Today, Solana (SOL) performed impressively, with its price breaking through 140 dollars at one point, becoming the best-performing Layer 1 token among the top 10 tokens by market capitalization. Against the backdrop of rising market demand, Gate exchange has launched the SOL on-chain earning activity, attracting significant market attention with an annualized yield of 14.98%.
Solana The resurgence of the ecosystem is the core foundation of this high-yield activity. According to market data, SOL has increased by 7.97% in the last 24 hours, significantly boosting market confidence. On-chain data also corroborates this trend—recently, a certain whale/institution unstaked 100,000 SOL (worth approximately $17.7 million), triggering widespread discussion in the community about the movement of funds. Such large-scale operations often indicate that institutions are adjusting their positions and may be shifting towards higher-yield staking scenarios.
The SOL staking activity launched by Gate features “high returns and low thresholds”, with core mechanisms including:
The event synchronously launched the “Invitation Rebate” mechanism, where inviting friends to participate can earn an additional reward of 10% of the invited person’s earnings, further promoting user viral growth.

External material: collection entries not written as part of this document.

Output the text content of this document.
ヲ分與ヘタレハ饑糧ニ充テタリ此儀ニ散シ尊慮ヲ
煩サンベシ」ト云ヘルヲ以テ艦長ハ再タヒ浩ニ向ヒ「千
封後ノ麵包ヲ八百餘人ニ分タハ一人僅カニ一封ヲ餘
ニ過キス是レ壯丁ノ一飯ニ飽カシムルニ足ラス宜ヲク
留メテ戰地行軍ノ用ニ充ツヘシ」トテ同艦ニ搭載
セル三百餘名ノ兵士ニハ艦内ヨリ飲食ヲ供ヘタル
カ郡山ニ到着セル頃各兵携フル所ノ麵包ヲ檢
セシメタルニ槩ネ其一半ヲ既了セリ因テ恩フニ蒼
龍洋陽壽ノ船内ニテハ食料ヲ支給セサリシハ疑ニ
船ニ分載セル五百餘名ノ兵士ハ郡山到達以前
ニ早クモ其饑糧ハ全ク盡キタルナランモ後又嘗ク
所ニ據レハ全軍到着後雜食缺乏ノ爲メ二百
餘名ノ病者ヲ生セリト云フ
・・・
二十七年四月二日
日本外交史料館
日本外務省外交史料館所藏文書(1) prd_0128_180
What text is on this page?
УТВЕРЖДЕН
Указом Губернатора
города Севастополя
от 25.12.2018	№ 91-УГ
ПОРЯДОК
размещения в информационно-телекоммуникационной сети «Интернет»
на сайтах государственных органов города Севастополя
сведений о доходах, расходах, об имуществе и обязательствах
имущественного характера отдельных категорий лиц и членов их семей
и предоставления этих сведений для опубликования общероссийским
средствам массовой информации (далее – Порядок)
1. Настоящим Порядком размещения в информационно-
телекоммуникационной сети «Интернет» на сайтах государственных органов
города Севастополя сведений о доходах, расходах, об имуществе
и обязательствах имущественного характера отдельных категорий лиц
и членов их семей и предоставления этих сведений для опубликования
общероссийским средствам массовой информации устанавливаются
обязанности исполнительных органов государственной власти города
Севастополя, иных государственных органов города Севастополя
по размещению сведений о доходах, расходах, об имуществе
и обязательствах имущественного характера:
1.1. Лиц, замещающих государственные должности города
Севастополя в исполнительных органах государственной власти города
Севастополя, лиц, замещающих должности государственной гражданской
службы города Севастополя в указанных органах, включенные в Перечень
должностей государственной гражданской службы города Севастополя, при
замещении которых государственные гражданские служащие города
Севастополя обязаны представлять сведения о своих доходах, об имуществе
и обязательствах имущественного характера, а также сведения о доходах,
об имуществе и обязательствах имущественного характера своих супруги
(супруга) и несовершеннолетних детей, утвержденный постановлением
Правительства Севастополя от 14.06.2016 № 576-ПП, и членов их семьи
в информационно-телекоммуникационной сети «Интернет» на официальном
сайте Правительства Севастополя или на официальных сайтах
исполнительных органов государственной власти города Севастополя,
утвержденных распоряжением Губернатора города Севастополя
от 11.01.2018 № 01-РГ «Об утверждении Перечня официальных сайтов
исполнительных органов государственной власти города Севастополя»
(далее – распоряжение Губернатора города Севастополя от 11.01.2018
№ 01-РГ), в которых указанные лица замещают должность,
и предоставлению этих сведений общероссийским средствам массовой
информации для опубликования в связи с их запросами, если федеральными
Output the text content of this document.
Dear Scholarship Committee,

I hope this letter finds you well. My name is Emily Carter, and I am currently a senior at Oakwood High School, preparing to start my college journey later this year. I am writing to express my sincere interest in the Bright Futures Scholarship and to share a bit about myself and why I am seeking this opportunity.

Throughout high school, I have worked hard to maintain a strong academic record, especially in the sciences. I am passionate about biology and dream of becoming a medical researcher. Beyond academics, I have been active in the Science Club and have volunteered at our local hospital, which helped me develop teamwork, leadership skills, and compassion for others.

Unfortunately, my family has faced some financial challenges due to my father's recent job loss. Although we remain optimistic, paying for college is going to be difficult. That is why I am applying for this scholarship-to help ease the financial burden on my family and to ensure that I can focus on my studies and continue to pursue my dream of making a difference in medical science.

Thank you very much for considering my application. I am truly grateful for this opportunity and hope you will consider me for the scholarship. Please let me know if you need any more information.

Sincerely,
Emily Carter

Why can Gate offer such competitive interest rates? There are three layers of support behind it:
This “technology + finance” dual-engine model enables Gate to achieve sustainable high yield distribution while ensuring the safety of funds.
⚠️ Important reminder: The early allocation of the event may sell out quickly, it is recommended to prioritize selecting a 90-day lock-up period for higher returns.
As the Solana ecosystem experiences explosive growth in various sectors such as DeFi, NFTs, and Meme coins, the underlying value support for SOL continues to strengthen. Gate’s newly launched 15% annualized stake activity is not only a high-quality entry point to capture ecological dividends but also an excellent opportunity for low-risk SOL allocation. In the midst of market fluctuations, stable returns are increasingly precious, and investors are advised to closely monitor the dynamic activity limits and make timely arrangements.